Europe's technology bulls returned as Wall Street pushed higher following last week's sell-off. Nokia was up almost 5 per cent at €30.90, Philips rose 7 per cent to €32.70 and Siemens rose 7.4 per cent to €118.17.
There was a rally across the TMTs - technology, media and telecom sectors. Lehman Brothers raised its weightings in all three, advising investors to hold a portfolio overweight in technology stocks and neutral in the other two.
French telecoms equipment maker Alcatel rose 4.5 per cent to €42.21 in spite of comments in Les Echos which suggested it was downgrading forecasts. Mr Serge Tchuruk, the chairman, said growth in the first quarter would be above 20 per cent but "for the rest of the year, given the lack of visibility, I'd rather not give figures now".

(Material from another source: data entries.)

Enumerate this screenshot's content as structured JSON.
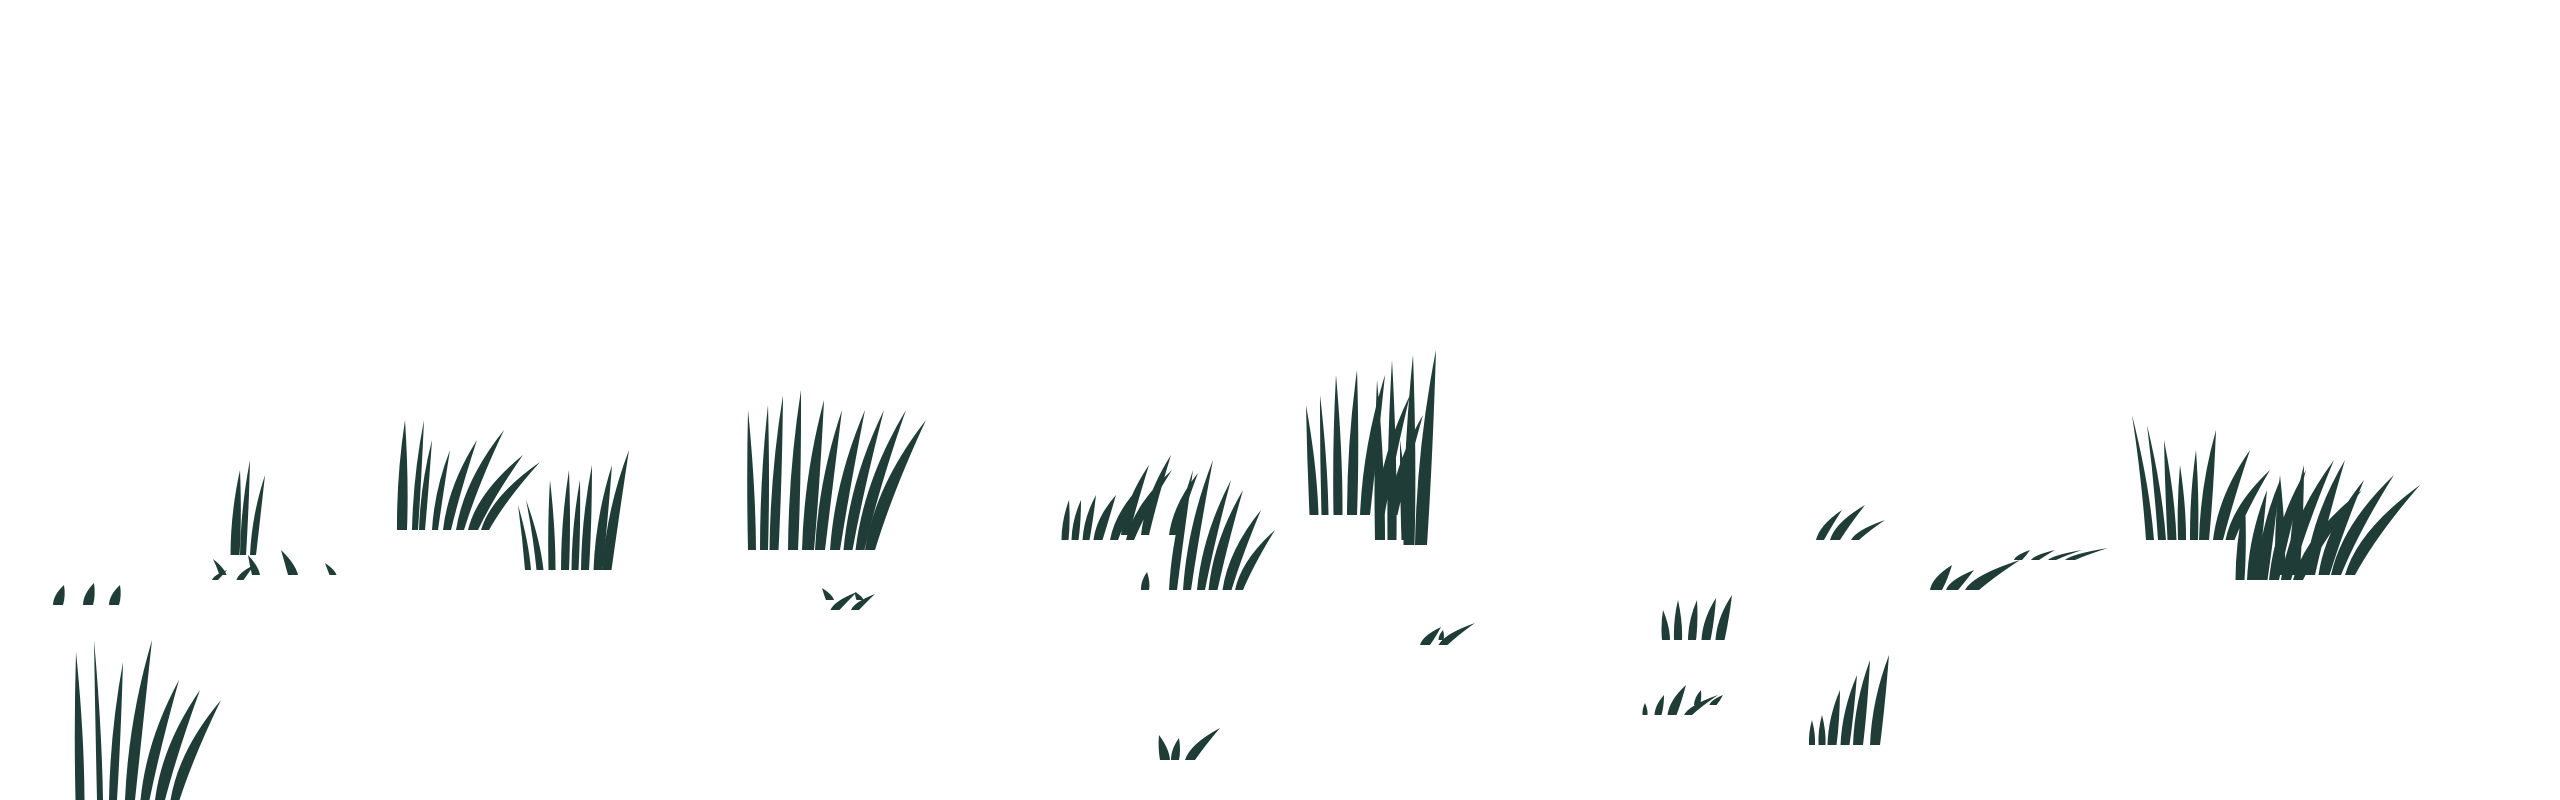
{
  "scene": {
    "background_color": "#ffffff",
    "ink_color": "#1f3d36",
    "subject": "grass-tufts",
    "clumps": [
      {
        "name": "grass-clump-1",
        "icon": "grass-icon"
      },
      {
        "name": "grass-clump-2",
        "icon": "grass-icon"
      },
      {
        "name": "grass-clump-3",
        "icon": "grass-icon"
      },
      {
        "name": "grass-clump-4",
        "icon": "grass-icon"
      },
      {
        "name": "grass-clump-5",
        "icon": "grass-icon"
      },
      {
        "name": "grass-clump-6",
        "icon": "grass-icon"
      },
      {
        "name": "grass-clump-7",
        "icon": "grass-icon"
      },
      {
        "name": "grass-clump-8",
        "icon": "grass-icon"
      },
      {
        "name": "grass-clump-9",
        "icon": "grass-icon"
      },
      {
        "name": "grass-clump-10",
        "icon": "grass-icon"
      },
      {
        "name": "grass-clump-11",
        "icon": "grass-icon"
      },
      {
        "name": "grass-clump-12",
        "icon": "grass-icon"
      },
      {
        "name": "grass-clump-13",
        "icon": "grass-icon"
      },
      {
        "name": "grass-clump-14",
        "icon": "grass-icon"
      },
      {
        "name": "grass-clump-15",
        "icon": "grass-icon"
      },
      {
        "name": "grass-clump-16",
        "icon": "grass-icon"
      },
      {
        "name": "grass-clump-17",
        "icon": "grass-icon"
      },
      {
        "name": "grass-clump-18",
        "icon": "grass-icon"
      },
      {
        "name": "grass-clump-19",
        "icon": "grass-icon"
      },
      {
        "name": "grass-clump-20",
        "icon": "grass-icon"
      },
      {
        "name": "grass-clump-21",
        "icon": "grass-icon"
      },
      {
        "name": "grass-clump-22",
        "icon": "grass-icon"
      },
      {
        "name": "grass-clump-23",
        "icon": "grass-icon"
      },
      {
        "name": "grass-clump-24",
        "icon": "grass-icon"
      },
      {
        "name": "grass-clump-25",
        "icon": "grass-icon"
      },
      {
        "name": "grass-clump-26",
        "icon": "grass-icon"
      },
      {
        "name": "grass-clump-27",
        "icon": "grass-icon"
      },
      {
        "name": "grass-clump-28",
        "icon": "grass-icon"
      },
      {
        "name": "grass-clump-29",
        "icon": "grass-icon"
      },
      {
        "name": "grass-clump-30",
        "icon": "grass-icon"
      }
    ]
  }
}
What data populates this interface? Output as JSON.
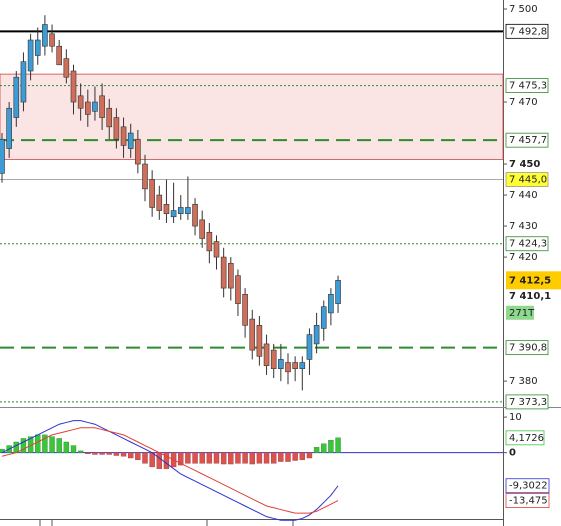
{
  "chart_data": [
    {
      "type": "candlestick",
      "ylim": [
        7372.3,
        7502.9
      ],
      "yticks": [
        {
          "value": 7500,
          "label": "7 500"
        },
        {
          "value": 7470,
          "label": "7 470"
        },
        {
          "value": 7450,
          "label": "7 450"
        },
        {
          "value": 7440,
          "label": "7 440"
        },
        {
          "value": 7430,
          "label": "7 430"
        },
        {
          "value": 7420,
          "label": "7 420"
        },
        {
          "value": 7380,
          "label": "7 380"
        }
      ],
      "up_color": "#3d9bd6",
      "down_color": "#cf6f5b",
      "open": [
        7447,
        7455,
        7465,
        7470,
        7480,
        7485,
        7488,
        7492,
        7488,
        7484,
        7480,
        7472,
        7470,
        7467,
        7472,
        7468,
        7465,
        7462,
        7455,
        7458,
        7450,
        7445,
        7440,
        7437,
        7433,
        7434,
        7434,
        7437,
        7432,
        7428,
        7425,
        7420,
        7418,
        7414,
        7408,
        7400,
        7398,
        7392,
        7390,
        7384,
        7386,
        7386,
        7384,
        7387,
        7392,
        7397,
        7402,
        7405
      ],
      "high": [
        7460,
        7470,
        7480,
        7486,
        7492,
        7494,
        7498,
        7495,
        7490,
        7487,
        7482,
        7476,
        7474,
        7475,
        7476,
        7471,
        7468,
        7465,
        7463,
        7461,
        7453,
        7448,
        7443,
        7445,
        7444,
        7440,
        7446,
        7439,
        7435,
        7431,
        7427,
        7423,
        7420,
        7416,
        7410,
        7403,
        7401,
        7395,
        7392,
        7392,
        7389,
        7388,
        7388,
        7397,
        7402,
        7406,
        7410,
        7414
      ],
      "low": [
        7444,
        7452,
        7462,
        7467,
        7477,
        7482,
        7485,
        7486,
        7482,
        7476,
        7466,
        7464,
        7462,
        7464,
        7461,
        7458,
        7455,
        7452,
        7452,
        7447,
        7438,
        7433,
        7432,
        7431,
        7431,
        7432,
        7432,
        7427,
        7423,
        7418,
        7416,
        7407,
        7406,
        7401,
        7394,
        7387,
        7385,
        7382,
        7381,
        7380,
        7379,
        7380,
        7377,
        7382,
        7389,
        7393,
        7398,
        7402
      ],
      "close": [
        7458,
        7468,
        7478,
        7483,
        7490,
        7490,
        7495,
        7488,
        7482,
        7478,
        7470,
        7468,
        7466,
        7470,
        7465,
        7462,
        7458,
        7456,
        7460,
        7450,
        7442,
        7436,
        7435,
        7434,
        7435,
        7436,
        7436,
        7430,
        7426,
        7422,
        7420,
        7410,
        7410,
        7405,
        7398,
        7390,
        7388,
        7385,
        7384,
        7387,
        7383,
        7384,
        7386,
        7395,
        7398,
        7404,
        7408,
        7412.5
      ],
      "levels": [
        {
          "value": 7492.8,
          "label": "7 492,8",
          "color": "#000000",
          "style": "solid"
        },
        {
          "value": 7475.3,
          "label": "7 475,3",
          "color": "#2e8b2e",
          "style": "dotted"
        },
        {
          "value": 7457.7,
          "label": "7 457,7",
          "color": "#2e8b2e",
          "style": "dashed"
        },
        {
          "value": 7445.0,
          "label": "7 445,0",
          "color": "#aaaaaa",
          "style": "solid",
          "tag_color": "#ffff33"
        },
        {
          "value": 7424.3,
          "label": "7 424,3",
          "color": "#2e8b2e",
          "style": "dotted"
        },
        {
          "value": 7390.8,
          "label": "7 390,8",
          "color": "#2e8b2e",
          "style": "dashed"
        },
        {
          "value": 7373.3,
          "label": "7 373,3",
          "color": "#2e8b2e",
          "style": "dotted"
        }
      ],
      "zones": [
        {
          "from": 7451.5,
          "to": 7479,
          "color": "#fbe4e4"
        }
      ],
      "last_price": {
        "value": 7412.5,
        "label": "7 412,5"
      },
      "bid_price": {
        "value": 7410.1,
        "label": "7 410,1"
      },
      "volume_tag": "271T"
    },
    {
      "type": "macd",
      "ylim": [
        -19.5,
        12
      ],
      "yticks": [
        10,
        0
      ],
      "histogram": [
        1,
        2,
        3,
        4,
        4.5,
        5,
        5,
        4.5,
        4,
        3,
        2,
        0.5,
        -0.3,
        -0.5,
        -0.5,
        -0.5,
        -0.8,
        -1,
        -1.5,
        -2,
        -3,
        -4,
        -4.5,
        -4.5,
        -4,
        -3.5,
        -3,
        -3,
        -3,
        -3,
        -3,
        -3.2,
        -3.2,
        -3,
        -3,
        -3.2,
        -3,
        -3,
        -3,
        -2.5,
        -2.5,
        -2.2,
        -2,
        -1.5,
        1.5,
        2.5,
        3.5,
        4.1726
      ],
      "histogram_label": "4,1726",
      "series": [
        {
          "color": "#2f2fd0",
          "label": "-9,3022",
          "values": [
            0,
            1,
            2,
            3,
            4,
            5,
            6,
            7,
            8,
            8.5,
            9,
            9,
            8.5,
            8,
            7,
            6,
            5,
            4,
            3,
            2,
            1,
            0,
            -1.5,
            -3,
            -4.5,
            -6,
            -7,
            -8,
            -9,
            -10,
            -11,
            -12,
            -13,
            -14,
            -15,
            -16,
            -17,
            -18,
            -18.5,
            -19,
            -19,
            -19,
            -18.5,
            -17.5,
            -16,
            -14,
            -12,
            -9.3022
          ]
        },
        {
          "color": "#e0403a",
          "label": "-13,475",
          "values": [
            -1,
            -0.5,
            0,
            1,
            2,
            3,
            4,
            5,
            5.5,
            6,
            6.5,
            7,
            7,
            7,
            6.5,
            6,
            5.5,
            5,
            4,
            3,
            2,
            1,
            0,
            -1,
            -2,
            -3,
            -4,
            -5,
            -6,
            -7,
            -8,
            -9,
            -10,
            -11,
            -12,
            -13,
            -14,
            -15,
            -15.5,
            -16,
            -16.5,
            -17,
            -17,
            -17,
            -16.5,
            -15.5,
            -14.5,
            -13.475
          ]
        }
      ]
    }
  ]
}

Previously it had forecast 20-25 per cent sales growth for 2001. Mr Tchuruk said: "Longer term, however, I am convinced that we can maintain an annual growth of 15-20 per cent."
Telecom operators were particularly strong. France Telecom rose 8 per cent to €64.50, Deutsche Telekom 4.4 per cent to €26 and Sonera 6.8 per cent to €9.99. Morgan Stanley Dean Witter made changes to its model portfolio of European telecom companies, raising the weighting of incumbents such as France Telecom and cutting the weighting of alternative carriers such as cable operator NTL.
The Dutch operator KPN Telecom rose 5 per cent to €11.60 after reporting better than expected results. Net profit for 2000 was €1.87 billion compared with €828 million the previous year. This included one-off gains from the sale of a 15 per cent stake in KPN Mobile to NTT DoCoMo, without which it recorded a loss of €626 million.
KPN Telecom said sales for 2001 would rise by 10-15 per cent while Ebitda earnings would rise by about 5 per cent. It said it would sell non-core assets to help cut its debt burden and reiterated its plan to float KPN Mobile this year.